To address this, we developed a new inference chaining technique in which the model’s output is fed back as input to persuade the model to perform further expansions as long as the model is confident of the expansion. In technical terms, our best performing technique, which we call elicitive inferenceinvolves examining the results of a beam search above a certain log-likelihood threshold. Using elicitive inference, we were able to achieve a state-of-the-art ability to expand abbreviations across multiple external test sets.
Actual example of model input (left) and output (right). |
comparative performance
We also sought to understand how patients and clinicians currently perform in deciphering clinical notes and how our model compares. We found that lay people (people without specific medical training) demonstrated less than 30% comprehension of the abbreviations present in the sample medical texts. When we let them use Google Search, their comprehension increased to almost 75%, leaving 1 in 5 abbreviations undecipherable. As expected, medical students and trained physicians performed much better on the task with 90% accuracy. We found that our largest model was able to match or beat the experts, with 98% accuracy.

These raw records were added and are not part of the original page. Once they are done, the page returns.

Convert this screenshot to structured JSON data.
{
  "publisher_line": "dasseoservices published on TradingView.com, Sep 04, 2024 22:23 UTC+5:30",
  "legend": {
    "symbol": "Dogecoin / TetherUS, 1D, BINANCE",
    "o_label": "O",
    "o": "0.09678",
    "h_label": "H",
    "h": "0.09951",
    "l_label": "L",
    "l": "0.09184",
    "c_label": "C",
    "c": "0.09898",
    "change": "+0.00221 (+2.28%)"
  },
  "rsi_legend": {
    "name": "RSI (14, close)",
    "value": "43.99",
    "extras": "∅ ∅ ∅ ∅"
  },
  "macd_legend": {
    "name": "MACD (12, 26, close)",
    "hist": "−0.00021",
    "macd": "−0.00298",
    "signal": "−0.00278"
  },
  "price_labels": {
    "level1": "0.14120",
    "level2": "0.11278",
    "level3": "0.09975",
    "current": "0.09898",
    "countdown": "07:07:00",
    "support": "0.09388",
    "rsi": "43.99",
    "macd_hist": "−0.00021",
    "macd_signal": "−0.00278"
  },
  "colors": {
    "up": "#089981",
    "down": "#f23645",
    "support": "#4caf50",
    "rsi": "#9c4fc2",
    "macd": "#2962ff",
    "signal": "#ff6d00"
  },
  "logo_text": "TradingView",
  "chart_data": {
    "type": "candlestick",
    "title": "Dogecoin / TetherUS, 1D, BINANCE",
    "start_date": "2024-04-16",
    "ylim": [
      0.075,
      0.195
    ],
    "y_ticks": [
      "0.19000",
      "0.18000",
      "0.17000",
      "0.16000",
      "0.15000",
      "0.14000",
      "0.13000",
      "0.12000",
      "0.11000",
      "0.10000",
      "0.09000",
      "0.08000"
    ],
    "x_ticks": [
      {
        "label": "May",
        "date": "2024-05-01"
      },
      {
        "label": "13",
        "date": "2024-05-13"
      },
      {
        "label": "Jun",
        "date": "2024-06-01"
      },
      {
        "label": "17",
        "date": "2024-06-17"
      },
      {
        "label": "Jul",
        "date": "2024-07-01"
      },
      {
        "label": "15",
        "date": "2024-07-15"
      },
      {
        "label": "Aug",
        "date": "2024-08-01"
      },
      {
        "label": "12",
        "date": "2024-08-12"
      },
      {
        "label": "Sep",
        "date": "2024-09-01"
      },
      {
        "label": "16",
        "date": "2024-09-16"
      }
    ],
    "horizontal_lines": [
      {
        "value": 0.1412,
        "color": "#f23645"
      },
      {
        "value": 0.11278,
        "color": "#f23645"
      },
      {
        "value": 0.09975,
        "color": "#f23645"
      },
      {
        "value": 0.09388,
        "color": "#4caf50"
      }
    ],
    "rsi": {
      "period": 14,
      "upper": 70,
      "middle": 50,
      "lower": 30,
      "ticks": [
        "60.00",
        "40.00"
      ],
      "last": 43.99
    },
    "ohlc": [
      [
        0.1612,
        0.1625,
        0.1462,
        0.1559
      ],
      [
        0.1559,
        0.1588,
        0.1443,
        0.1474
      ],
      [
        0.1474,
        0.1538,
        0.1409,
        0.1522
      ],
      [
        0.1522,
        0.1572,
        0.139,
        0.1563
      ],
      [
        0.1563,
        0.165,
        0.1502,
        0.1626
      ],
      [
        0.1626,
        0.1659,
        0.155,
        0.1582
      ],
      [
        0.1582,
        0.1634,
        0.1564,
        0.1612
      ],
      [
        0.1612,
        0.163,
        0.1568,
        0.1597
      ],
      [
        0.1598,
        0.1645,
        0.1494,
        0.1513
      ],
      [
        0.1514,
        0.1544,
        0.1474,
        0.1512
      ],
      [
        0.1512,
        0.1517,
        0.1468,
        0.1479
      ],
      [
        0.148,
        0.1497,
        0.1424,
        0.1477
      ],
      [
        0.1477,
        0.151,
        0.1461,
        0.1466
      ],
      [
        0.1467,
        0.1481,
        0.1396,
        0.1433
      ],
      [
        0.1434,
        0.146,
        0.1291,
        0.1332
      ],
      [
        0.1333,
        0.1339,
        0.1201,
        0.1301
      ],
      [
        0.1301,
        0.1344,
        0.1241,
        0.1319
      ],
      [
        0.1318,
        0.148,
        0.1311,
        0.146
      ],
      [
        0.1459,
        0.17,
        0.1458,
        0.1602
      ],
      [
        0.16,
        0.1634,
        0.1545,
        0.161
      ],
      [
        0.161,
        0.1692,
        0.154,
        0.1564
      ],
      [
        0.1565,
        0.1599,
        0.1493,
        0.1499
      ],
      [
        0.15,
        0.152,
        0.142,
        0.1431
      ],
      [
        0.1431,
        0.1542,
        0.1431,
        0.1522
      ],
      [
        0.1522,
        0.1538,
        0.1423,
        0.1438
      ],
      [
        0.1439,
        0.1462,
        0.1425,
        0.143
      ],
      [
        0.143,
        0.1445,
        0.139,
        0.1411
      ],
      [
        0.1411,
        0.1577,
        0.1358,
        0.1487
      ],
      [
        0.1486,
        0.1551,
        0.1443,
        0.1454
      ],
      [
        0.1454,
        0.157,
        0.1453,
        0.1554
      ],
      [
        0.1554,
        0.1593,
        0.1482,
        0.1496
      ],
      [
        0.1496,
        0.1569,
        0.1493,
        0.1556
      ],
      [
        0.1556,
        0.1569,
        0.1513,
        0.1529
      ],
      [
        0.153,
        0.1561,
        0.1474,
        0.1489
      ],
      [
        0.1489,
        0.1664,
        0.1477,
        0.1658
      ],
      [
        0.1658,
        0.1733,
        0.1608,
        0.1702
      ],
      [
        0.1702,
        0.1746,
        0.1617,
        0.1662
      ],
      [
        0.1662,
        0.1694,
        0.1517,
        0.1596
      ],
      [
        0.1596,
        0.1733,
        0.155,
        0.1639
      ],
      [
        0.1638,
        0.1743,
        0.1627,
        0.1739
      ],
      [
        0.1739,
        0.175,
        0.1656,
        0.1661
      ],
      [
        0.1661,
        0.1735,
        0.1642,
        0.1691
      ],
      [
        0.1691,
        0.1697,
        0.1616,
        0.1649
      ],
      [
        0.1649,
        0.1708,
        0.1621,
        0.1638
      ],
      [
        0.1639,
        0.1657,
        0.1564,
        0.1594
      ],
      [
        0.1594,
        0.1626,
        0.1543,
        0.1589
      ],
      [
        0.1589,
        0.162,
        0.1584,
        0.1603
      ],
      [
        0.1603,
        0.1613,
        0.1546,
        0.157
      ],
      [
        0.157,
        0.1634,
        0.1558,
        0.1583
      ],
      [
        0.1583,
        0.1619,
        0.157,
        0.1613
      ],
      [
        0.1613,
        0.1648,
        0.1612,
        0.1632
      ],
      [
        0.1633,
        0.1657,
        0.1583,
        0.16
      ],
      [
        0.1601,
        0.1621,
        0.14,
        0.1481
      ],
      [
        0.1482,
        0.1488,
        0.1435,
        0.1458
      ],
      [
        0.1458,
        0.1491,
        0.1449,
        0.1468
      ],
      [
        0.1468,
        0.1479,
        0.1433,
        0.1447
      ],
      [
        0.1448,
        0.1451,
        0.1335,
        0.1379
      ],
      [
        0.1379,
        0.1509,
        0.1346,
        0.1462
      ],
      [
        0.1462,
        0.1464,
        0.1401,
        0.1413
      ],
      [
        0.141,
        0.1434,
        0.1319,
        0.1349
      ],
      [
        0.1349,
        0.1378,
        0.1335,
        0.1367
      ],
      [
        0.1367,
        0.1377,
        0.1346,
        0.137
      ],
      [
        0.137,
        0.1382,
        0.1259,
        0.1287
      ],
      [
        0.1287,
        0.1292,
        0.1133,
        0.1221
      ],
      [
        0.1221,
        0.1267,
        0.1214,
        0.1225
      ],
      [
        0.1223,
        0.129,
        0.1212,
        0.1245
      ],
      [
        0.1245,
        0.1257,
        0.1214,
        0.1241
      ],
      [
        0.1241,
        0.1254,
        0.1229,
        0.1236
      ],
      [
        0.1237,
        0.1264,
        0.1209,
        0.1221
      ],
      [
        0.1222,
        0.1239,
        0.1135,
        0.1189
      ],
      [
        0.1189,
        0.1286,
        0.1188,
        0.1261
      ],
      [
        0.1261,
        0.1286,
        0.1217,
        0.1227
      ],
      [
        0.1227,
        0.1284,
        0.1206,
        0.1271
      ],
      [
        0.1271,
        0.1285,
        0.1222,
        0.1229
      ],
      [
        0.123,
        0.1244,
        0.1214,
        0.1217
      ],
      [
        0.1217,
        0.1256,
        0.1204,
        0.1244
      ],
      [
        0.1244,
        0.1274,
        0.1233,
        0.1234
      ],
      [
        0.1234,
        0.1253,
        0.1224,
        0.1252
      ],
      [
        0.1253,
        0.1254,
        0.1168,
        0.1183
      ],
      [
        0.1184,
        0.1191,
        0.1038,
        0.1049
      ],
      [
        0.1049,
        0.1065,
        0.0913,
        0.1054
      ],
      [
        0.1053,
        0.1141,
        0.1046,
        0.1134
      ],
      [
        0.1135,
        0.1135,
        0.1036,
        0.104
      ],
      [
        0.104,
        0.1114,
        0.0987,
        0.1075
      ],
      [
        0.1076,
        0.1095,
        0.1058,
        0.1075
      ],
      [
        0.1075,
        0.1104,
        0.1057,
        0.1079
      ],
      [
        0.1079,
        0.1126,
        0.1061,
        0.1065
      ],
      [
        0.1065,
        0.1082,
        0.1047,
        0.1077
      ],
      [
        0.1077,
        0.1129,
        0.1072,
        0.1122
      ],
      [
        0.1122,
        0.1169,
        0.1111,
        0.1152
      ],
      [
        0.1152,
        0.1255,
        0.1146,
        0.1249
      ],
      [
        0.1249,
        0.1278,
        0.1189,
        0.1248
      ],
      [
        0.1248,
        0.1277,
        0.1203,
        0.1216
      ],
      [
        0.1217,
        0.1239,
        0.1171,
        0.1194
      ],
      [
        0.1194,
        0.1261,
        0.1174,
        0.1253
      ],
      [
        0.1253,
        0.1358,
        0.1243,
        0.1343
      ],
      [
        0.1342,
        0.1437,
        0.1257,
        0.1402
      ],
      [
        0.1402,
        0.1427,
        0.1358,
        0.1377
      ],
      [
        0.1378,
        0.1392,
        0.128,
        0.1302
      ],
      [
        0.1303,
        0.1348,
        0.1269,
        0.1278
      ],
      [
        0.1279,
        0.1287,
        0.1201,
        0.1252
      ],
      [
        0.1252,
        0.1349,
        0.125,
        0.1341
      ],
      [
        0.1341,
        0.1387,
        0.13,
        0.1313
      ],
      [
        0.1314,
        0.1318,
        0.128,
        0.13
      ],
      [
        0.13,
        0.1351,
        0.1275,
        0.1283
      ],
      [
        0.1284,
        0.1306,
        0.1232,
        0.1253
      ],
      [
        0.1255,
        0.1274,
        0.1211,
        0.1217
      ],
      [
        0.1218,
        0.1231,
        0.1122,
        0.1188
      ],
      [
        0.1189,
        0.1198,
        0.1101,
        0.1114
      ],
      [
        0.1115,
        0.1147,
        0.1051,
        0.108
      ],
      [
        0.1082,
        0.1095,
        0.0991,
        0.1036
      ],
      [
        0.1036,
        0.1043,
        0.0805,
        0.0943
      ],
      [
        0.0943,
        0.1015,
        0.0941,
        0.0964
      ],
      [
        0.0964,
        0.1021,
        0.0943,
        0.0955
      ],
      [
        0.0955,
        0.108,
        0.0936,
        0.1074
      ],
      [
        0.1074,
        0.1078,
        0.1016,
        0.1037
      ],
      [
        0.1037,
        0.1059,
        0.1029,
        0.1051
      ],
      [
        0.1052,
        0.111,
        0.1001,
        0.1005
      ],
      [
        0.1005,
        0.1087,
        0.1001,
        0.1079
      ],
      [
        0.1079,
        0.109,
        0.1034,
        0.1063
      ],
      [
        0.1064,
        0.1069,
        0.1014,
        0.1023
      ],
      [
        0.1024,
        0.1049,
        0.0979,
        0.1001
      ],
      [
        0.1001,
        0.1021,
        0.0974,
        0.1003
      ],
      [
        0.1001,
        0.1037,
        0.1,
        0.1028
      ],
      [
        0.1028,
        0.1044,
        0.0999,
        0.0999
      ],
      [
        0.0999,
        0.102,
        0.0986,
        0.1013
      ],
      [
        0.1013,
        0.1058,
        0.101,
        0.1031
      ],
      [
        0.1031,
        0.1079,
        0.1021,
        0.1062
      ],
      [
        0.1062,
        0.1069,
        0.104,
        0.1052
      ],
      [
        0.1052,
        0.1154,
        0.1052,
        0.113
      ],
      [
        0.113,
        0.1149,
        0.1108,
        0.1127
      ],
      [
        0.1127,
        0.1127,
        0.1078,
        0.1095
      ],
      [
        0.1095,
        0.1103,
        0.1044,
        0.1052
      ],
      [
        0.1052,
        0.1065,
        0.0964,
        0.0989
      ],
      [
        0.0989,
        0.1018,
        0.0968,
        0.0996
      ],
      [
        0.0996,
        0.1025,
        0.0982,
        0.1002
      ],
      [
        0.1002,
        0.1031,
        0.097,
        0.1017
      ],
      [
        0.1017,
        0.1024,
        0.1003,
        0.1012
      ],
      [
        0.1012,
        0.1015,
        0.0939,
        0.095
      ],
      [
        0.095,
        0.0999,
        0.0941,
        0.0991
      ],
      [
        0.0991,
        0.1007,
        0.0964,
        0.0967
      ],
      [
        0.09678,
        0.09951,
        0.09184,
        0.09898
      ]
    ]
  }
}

How does the model perform so well compared to the doctors in this task? There are two important factors in the high comparative performance of the model. Part of the discrepancy is that there were some abbreviations that doctors didn’t even try to expand (such as “cm” per centimeter), which partly reduced the measured performance. This may seem unimportant, but for non-English speakers these abbreviations may not be familiar, so it may be helpful to write them down. Rather, our model is designed to comprehensively expand abbreviations. Also, doctors are familiar with the abbreviations they often see in their specialty, but other specialists use abbreviations that are not understood by those outside their fields. Our model is trained on thousands of abbreviations across multiple specialties and can therefore decipher a variety of terms.
Towards better health literacy
We believe there are numerous avenues in which LLMs can help improve patients’ health literacy by increasing the information they see and read. Most LLMs are trained in data that doesn’t look like clinical note data, and the unique distribution of this data makes it difficult to implement these out-of-the-box models. We have shown how to overcome this limitation. Our model also serves to “normalize” clinical note data, enabling additional ML capabilities to make the text easier to understand for patients of all levels of education and health literacy.
Thanks
This work was carried out in collaboration with Yuchen Liu, Jonas Kemp, Benny Li, Ming-Jun Chen, Yi Zhang, Afroz Mohiddin, and Juraj Gottweis. We thank Lisa Williams, Yun Liu, Arelene Chung, and Andrew Dai for many helpful conversations and discussions about this work.